My father was born in 1926 and died in 2010. In those 84 years of life in a small village, he witnessed many life-changing developments – a world war, two currency changes, rural electrification, the arrival of television and the advent of the internet, to name just a few – but in all that time, he never owned nor wore a pair of jeans, a T-shirt or, heaven forbid, runners.
I’m sure he was a child once, though I can’t imagine it – he married late and so we only witnessed him living the second half of his life – and I can’t be certain what he wore then, but his adult wardrobe consisted of the sum total of three suits. Not the same three always, I hasten to add, but only ever three.
These were his farming suit, his everyday suit and his good suit. (The latter was ‘good’ in that particular Irish sense of something reserved for special occasions – a certain generation of us will be familiar with the good sitting room, the good china, someone’s good dress or coat). He farmed in trousers, a shirt, a pullover (his word, often replaced by ‘geansaí’), a suit jacket, flat cap and wellies, throwing off the jacket and occasionally the pullover for maybe a week in July or during the haymaking if it was a particularly warm year. He topped it all with an old overcoat in winter.
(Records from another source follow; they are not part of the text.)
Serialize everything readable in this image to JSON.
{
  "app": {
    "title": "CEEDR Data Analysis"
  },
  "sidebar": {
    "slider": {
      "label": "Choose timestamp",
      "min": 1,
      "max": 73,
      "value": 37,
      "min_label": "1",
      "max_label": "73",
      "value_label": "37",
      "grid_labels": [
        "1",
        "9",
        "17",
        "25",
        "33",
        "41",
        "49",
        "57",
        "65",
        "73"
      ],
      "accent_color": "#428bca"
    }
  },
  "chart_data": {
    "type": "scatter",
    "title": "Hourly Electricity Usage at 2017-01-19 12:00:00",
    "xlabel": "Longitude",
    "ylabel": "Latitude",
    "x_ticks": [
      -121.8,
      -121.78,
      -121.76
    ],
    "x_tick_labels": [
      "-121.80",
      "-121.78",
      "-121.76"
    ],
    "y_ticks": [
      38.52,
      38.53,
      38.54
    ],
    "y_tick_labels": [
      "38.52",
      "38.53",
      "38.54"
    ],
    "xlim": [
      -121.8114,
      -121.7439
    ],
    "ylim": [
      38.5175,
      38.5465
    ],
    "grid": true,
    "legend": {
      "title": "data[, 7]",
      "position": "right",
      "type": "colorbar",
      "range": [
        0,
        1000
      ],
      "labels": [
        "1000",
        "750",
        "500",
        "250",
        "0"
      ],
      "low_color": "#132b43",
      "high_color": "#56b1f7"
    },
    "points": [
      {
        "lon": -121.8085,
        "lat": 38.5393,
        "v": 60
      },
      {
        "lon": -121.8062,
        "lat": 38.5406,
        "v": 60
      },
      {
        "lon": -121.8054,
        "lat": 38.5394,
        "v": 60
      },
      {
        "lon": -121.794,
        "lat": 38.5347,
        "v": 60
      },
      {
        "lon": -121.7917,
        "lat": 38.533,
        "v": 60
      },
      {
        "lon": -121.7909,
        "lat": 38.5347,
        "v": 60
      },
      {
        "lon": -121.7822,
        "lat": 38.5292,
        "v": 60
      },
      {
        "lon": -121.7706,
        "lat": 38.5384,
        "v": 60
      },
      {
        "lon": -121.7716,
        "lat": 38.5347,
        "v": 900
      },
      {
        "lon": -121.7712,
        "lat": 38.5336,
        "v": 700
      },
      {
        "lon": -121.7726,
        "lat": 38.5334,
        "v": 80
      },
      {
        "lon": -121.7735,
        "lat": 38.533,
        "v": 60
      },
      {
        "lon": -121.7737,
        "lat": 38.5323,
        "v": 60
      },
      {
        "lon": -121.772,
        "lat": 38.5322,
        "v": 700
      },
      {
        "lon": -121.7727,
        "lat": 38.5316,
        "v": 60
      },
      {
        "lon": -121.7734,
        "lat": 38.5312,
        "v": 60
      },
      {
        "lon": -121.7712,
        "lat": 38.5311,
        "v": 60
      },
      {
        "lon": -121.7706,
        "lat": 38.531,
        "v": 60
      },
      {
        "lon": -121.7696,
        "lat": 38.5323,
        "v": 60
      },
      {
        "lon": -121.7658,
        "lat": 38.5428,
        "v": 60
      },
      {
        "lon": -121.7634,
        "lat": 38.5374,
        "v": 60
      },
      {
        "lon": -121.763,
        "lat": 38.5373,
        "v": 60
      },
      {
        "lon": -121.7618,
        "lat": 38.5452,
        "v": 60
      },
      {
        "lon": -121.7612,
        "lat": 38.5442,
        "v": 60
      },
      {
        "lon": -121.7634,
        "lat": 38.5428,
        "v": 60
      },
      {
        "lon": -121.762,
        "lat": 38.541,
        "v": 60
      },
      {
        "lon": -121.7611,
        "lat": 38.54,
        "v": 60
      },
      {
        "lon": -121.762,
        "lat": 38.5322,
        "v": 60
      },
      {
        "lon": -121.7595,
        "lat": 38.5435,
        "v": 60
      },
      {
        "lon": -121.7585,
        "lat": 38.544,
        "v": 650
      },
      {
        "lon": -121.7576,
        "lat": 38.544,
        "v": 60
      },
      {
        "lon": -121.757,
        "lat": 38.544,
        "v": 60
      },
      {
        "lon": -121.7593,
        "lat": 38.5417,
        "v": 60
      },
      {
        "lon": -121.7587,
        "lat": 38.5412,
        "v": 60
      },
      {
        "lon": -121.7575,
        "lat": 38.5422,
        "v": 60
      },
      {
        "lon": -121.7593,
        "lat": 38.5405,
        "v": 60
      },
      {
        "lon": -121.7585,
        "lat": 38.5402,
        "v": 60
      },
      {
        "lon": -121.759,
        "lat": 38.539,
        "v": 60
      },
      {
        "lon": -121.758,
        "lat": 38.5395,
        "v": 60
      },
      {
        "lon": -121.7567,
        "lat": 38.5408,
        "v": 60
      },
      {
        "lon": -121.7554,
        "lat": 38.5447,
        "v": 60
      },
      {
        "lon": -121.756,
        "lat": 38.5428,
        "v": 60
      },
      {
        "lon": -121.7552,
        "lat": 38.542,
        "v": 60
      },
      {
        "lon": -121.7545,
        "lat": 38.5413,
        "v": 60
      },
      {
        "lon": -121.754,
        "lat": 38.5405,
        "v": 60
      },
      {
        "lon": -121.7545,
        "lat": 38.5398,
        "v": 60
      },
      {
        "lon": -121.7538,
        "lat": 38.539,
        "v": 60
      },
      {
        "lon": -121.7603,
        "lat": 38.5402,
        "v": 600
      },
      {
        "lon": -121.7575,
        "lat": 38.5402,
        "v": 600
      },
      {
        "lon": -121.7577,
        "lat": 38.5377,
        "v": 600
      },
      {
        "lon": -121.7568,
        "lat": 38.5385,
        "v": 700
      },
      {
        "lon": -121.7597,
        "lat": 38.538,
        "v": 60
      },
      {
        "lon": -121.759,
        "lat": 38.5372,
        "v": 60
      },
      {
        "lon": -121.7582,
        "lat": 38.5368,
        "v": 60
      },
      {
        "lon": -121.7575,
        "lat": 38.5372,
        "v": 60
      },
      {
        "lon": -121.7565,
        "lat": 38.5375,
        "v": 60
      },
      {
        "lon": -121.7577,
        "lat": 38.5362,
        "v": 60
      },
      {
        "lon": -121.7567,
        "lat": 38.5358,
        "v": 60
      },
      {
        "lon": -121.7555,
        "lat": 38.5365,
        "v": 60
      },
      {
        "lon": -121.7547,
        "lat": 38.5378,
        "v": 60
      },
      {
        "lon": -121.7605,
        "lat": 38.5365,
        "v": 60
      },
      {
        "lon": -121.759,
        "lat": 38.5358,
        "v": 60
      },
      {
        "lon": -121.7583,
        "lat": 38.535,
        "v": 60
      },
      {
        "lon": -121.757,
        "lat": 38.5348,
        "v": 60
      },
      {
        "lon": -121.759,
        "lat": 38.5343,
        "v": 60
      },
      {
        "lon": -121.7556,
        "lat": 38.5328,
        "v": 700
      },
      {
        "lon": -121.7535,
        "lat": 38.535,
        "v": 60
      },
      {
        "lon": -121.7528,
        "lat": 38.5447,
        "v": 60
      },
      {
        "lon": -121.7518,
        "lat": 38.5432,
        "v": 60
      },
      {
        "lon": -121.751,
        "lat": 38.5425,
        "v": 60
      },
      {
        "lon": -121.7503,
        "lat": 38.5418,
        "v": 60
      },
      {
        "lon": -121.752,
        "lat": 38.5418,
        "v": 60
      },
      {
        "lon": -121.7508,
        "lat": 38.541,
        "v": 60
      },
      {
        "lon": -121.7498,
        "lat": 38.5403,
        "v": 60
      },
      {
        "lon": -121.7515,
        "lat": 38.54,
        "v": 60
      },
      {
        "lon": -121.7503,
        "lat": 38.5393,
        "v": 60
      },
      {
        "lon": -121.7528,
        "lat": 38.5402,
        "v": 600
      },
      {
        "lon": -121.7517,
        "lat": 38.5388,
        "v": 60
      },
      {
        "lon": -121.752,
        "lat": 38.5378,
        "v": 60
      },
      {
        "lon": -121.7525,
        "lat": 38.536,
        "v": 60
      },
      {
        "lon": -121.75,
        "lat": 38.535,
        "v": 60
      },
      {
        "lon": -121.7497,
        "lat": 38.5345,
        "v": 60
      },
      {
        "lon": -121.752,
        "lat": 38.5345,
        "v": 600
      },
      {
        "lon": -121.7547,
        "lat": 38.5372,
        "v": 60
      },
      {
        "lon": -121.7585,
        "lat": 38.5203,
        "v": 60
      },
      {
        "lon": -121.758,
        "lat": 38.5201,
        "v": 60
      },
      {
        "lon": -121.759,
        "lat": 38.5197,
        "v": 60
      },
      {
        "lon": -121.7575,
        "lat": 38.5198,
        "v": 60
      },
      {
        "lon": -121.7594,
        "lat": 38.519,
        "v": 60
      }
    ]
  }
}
Working in the family pub, he wore his everyday suit. This also consisted of a trousers, shirt, pullover, jacket and flat cap, maybe in a slightly different shade of grey/blue/green from the farming suit, with the occasional addition of a tie. And of course, sensible, comfortable leather shoes rather than the wellies.
His good suit was reserved for funerals, the very rare wedding or dinner dance he attended, and sometimes, mass or the races – the everyday suit would often suffice for these occasions, worn with his good coat.
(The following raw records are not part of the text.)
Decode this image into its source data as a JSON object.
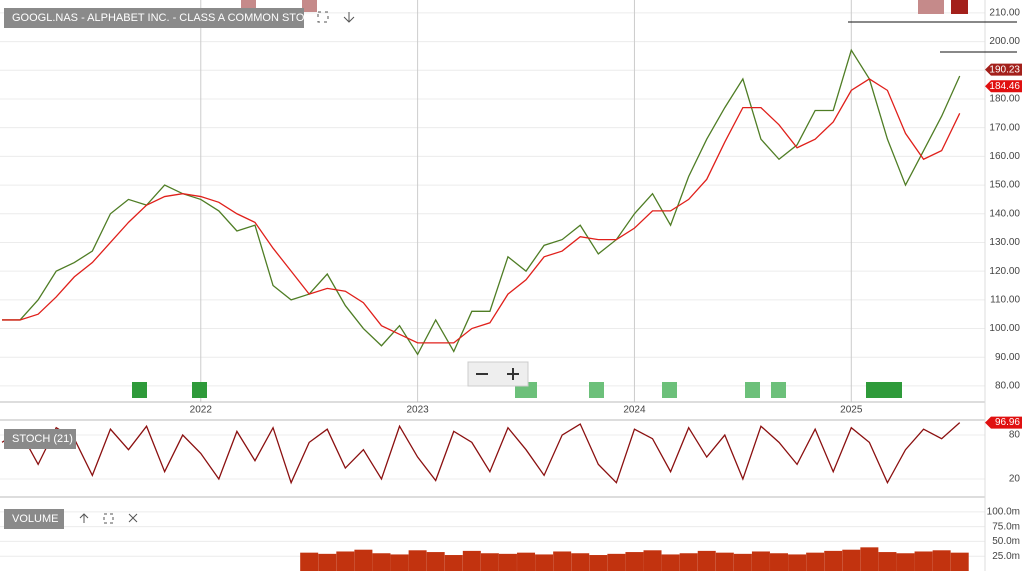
{
  "chart_data": [
    {
      "type": "line",
      "title": "GOOGL.NAS - ALPHABET INC. - CLASS A COMMON STOCK",
      "categories": [
        null,
        null,
        null,
        null,
        null,
        null,
        null,
        null,
        null,
        null,
        null,
        "2022",
        null,
        null,
        null,
        null,
        null,
        null,
        null,
        null,
        null,
        null,
        null,
        "2023",
        null,
        null,
        null,
        null,
        null,
        null,
        null,
        null,
        null,
        null,
        null,
        "2024",
        null,
        null,
        null,
        null,
        null,
        null,
        null,
        null,
        null,
        null,
        null,
        "2025",
        null,
        null,
        null,
        null,
        null,
        null
      ],
      "series": [
        {
          "color": "#4f7d25",
          "values": [
            103,
            103,
            110,
            120,
            123,
            127,
            140,
            145,
            143,
            150,
            147,
            145,
            141,
            134,
            136,
            115,
            110,
            112,
            119,
            108,
            100,
            94,
            101,
            91,
            103,
            92,
            106,
            106,
            125,
            120,
            129,
            131,
            136,
            126,
            131,
            140,
            147,
            136,
            153,
            166,
            177,
            187,
            166,
            159,
            164,
            176,
            176,
            197,
            187,
            166,
            150,
            162,
            174,
            188
          ]
        },
        {
          "color": "#e0201b",
          "values": [
            103,
            103,
            105,
            111,
            118,
            123,
            130,
            137,
            143,
            146,
            147,
            146,
            144,
            140,
            137,
            128,
            120,
            112,
            114,
            113,
            109,
            101,
            98,
            95,
            95,
            95,
            100,
            102,
            112,
            117,
            125,
            127,
            132,
            131,
            131,
            135,
            141,
            141,
            145,
            152,
            165,
            177,
            177,
            171,
            163,
            166,
            172,
            183,
            187,
            183,
            168,
            159,
            162,
            175
          ]
        }
      ],
      "price_tags": [
        {
          "value": 190.23,
          "color": "#a3201b"
        },
        {
          "value": 184.46,
          "color": "#e01010"
        }
      ],
      "ylim": [
        74.4,
        214.5
      ],
      "yticks": [
        {
          "value": 80,
          "label": "80.00"
        },
        {
          "value": 90,
          "label": "90.00"
        },
        {
          "value": 100,
          "label": "100.00"
        },
        {
          "value": 110,
          "label": "110.00"
        },
        {
          "value": 120,
          "label": "120.00"
        },
        {
          "value": 130,
          "label": "130.00"
        },
        {
          "value": 140,
          "label": "140.00"
        },
        {
          "value": 150,
          "label": "150.00"
        },
        {
          "value": 160,
          "label": "160.00"
        },
        {
          "value": 170,
          "label": "170.00"
        },
        {
          "value": 180,
          "label": "180.00"
        },
        {
          "value": 190,
          "label": "190.00"
        },
        {
          "value": 200,
          "label": "200.00"
        },
        {
          "value": 210,
          "label": "210.00"
        }
      ],
      "grid": true
    },
    {
      "type": "line",
      "title": "STOCH (21)",
      "series": [
        {
          "color": "#8b1010",
          "values": [
            70,
            85,
            40,
            90,
            75,
            25,
            88,
            60,
            92,
            30,
            80,
            55,
            20,
            85,
            45,
            90,
            15,
            70,
            88,
            35,
            60,
            20,
            92,
            50,
            18,
            85,
            70,
            30,
            90,
            60,
            25,
            80,
            95,
            40,
            15,
            88,
            75,
            30,
            90,
            50,
            80,
            20,
            92,
            70,
            40,
            88,
            30,
            90,
            70,
            15,
            60,
            88,
            75,
            96.96
          ]
        }
      ],
      "price_tags": [
        {
          "value": 96.96,
          "color": "#e01010"
        }
      ],
      "ylim": [
        -4.5,
        100.5
      ],
      "yticks": [
        80,
        20
      ],
      "grid": true
    },
    {
      "type": "bar",
      "title": "VOLUME",
      "color": "#c2330f",
      "values": [
        null,
        null,
        null,
        null,
        null,
        null,
        null,
        null,
        null,
        null,
        null,
        null,
        null,
        null,
        null,
        null,
        null,
        31,
        29,
        33,
        36,
        30,
        28,
        35,
        32,
        27,
        34,
        30,
        29,
        31,
        28,
        33,
        30,
        27,
        29,
        32,
        35,
        28,
        30,
        34,
        31,
        29,
        33,
        30,
        28,
        31,
        34,
        36,
        40,
        32,
        30,
        33,
        35,
        31
      ],
      "ylim": [
        0,
        120
      ],
      "yticks": [
        {
          "value": 100,
          "label": "100.0m"
        },
        {
          "value": 75,
          "label": "75.0m"
        },
        {
          "value": 50,
          "label": "50.0m"
        },
        {
          "value": 25,
          "label": "25.0m"
        }
      ],
      "grid": true
    }
  ]
}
This suit, too (surprise, surprise), consisted of a trousers, shirt, pullover, jacket and flat cap, again in a slight variation of the colour of the other two, along with a tie, good shoes and his good coat as required. Occasionally, if he was feeling adventurous, the suit jacket was replaced with a ‘sports coat’ (I found it very hard to tell the difference, if I’m honest), and all, bar some exceptions, were purchased at Mannix’s in Cork. The only other additions were socks, underpants and vests, the latter always described by him as singlets.
When he left us, he was, of course, laid out in his coffin wearing his good suit.
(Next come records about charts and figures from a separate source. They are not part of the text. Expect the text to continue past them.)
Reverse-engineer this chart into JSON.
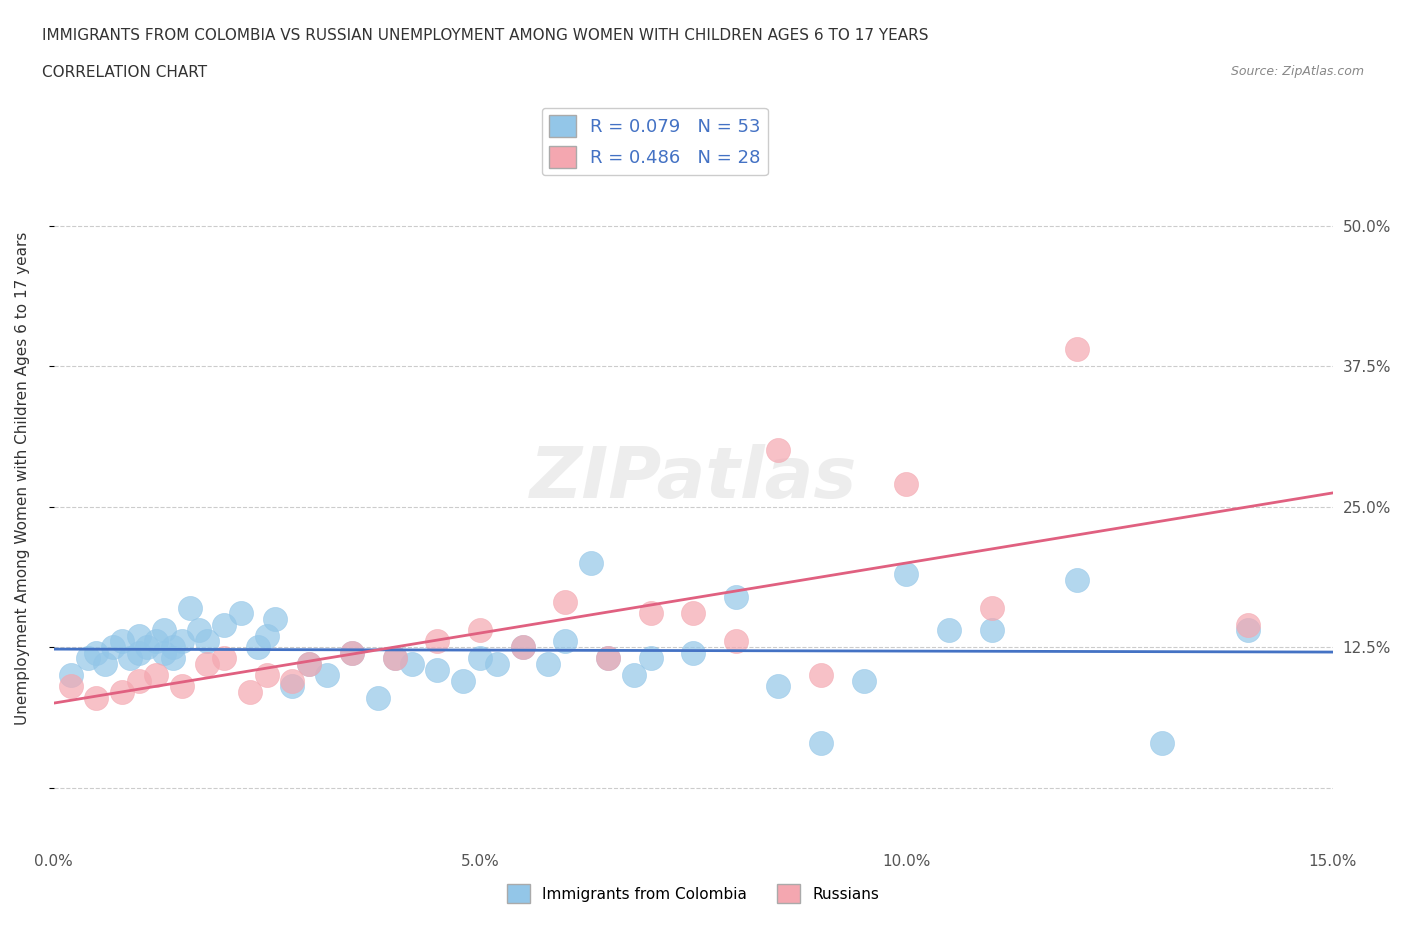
{
  "title_line1": "IMMIGRANTS FROM COLOMBIA VS RUSSIAN UNEMPLOYMENT AMONG WOMEN WITH CHILDREN AGES 6 TO 17 YEARS",
  "title_line2": "CORRELATION CHART",
  "source": "Source: ZipAtlas.com",
  "xlabel": "",
  "ylabel": "Unemployment Among Women with Children Ages 6 to 17 years",
  "xlim": [
    0.0,
    0.15
  ],
  "ylim": [
    -0.05,
    0.6
  ],
  "yticks": [
    0.0,
    0.125,
    0.25,
    0.375,
    0.5
  ],
  "ytick_labels": [
    "",
    "12.5%",
    "25.0%",
    "37.5%",
    "50.0%"
  ],
  "xticks": [
    0.0,
    0.05,
    0.1,
    0.15
  ],
  "xtick_labels": [
    "0.0%",
    "5.0%",
    "10.0%",
    "15.0%"
  ],
  "colombia_color": "#93C6E8",
  "russia_color": "#F4A7B0",
  "colombia_line_color": "#4472C4",
  "russia_line_color": "#E06080",
  "background_color": "#FFFFFF",
  "grid_color": "#CCCCCC",
  "R_colombia": 0.079,
  "N_colombia": 53,
  "R_russia": 0.486,
  "N_russia": 28,
  "legend_label_colombia": "Immigrants from Colombia",
  "legend_label_russia": "Russians",
  "watermark": "ZIPatlas",
  "colombia_x": [
    0.002,
    0.004,
    0.005,
    0.006,
    0.007,
    0.008,
    0.009,
    0.01,
    0.01,
    0.011,
    0.012,
    0.013,
    0.013,
    0.014,
    0.014,
    0.015,
    0.016,
    0.017,
    0.018,
    0.02,
    0.022,
    0.024,
    0.025,
    0.026,
    0.028,
    0.03,
    0.032,
    0.035,
    0.038,
    0.04,
    0.042,
    0.045,
    0.048,
    0.05,
    0.052,
    0.055,
    0.058,
    0.06,
    0.063,
    0.065,
    0.068,
    0.07,
    0.075,
    0.08,
    0.085,
    0.09,
    0.095,
    0.1,
    0.105,
    0.11,
    0.12,
    0.13,
    0.14
  ],
  "colombia_y": [
    0.1,
    0.115,
    0.12,
    0.11,
    0.125,
    0.13,
    0.115,
    0.12,
    0.135,
    0.125,
    0.13,
    0.12,
    0.14,
    0.125,
    0.115,
    0.13,
    0.16,
    0.14,
    0.13,
    0.145,
    0.155,
    0.125,
    0.135,
    0.15,
    0.09,
    0.11,
    0.1,
    0.12,
    0.08,
    0.115,
    0.11,
    0.105,
    0.095,
    0.115,
    0.11,
    0.125,
    0.11,
    0.13,
    0.2,
    0.115,
    0.1,
    0.115,
    0.12,
    0.17,
    0.09,
    0.04,
    0.095,
    0.19,
    0.14,
    0.14,
    0.185,
    0.04,
    0.14
  ],
  "russia_x": [
    0.002,
    0.005,
    0.008,
    0.01,
    0.012,
    0.015,
    0.018,
    0.02,
    0.023,
    0.025,
    0.028,
    0.03,
    0.035,
    0.04,
    0.045,
    0.05,
    0.055,
    0.06,
    0.065,
    0.07,
    0.075,
    0.08,
    0.085,
    0.09,
    0.1,
    0.11,
    0.12,
    0.14
  ],
  "russia_y": [
    0.09,
    0.08,
    0.085,
    0.095,
    0.1,
    0.09,
    0.11,
    0.115,
    0.085,
    0.1,
    0.095,
    0.11,
    0.12,
    0.115,
    0.13,
    0.14,
    0.125,
    0.165,
    0.115,
    0.155,
    0.155,
    0.13,
    0.3,
    0.1,
    0.27,
    0.16,
    0.39,
    0.145
  ]
}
He never broke this pattern during my lifetime. He never went abroad (apart from one trip to Cheltenham races long before his marriage), and when we went to some windswept Irish beach in summer, his only concession to the season was to – sometimes, under extreme duress – take off his shoes and socks and roll up the hems of his everyday trouser legs to paddle. When he left us, he was, of course, laid out in his coffin wearing his good suit.
He managed his wardrobe in a fashion that we would now recognise as the ultimate in sustainability. After a reasonable period of time, usually either at the insistence of my mother (“that suit goes or I go”) or due to a major occurrence such as a family wedding, the farming suit du jour would be replaced by the current everyday suit, and the good suit would be relegated to everyday usage, thereby creating a vacancy and the opportunity for a new purchase, starting the cycle all over again.
I’m sure it was forever a source of regret to him that, thanks to his departure from the bachelor lifestyle, and my mother’s regular feeding, his very snazzy wedding suit (shiny, charcoal grey) didn’t fit him long enough to ever get much usage.
Mannix’s would never have got rich out of him, but for a man who certainly had no concept of sustainable fashion, he was one of its earliest proponents.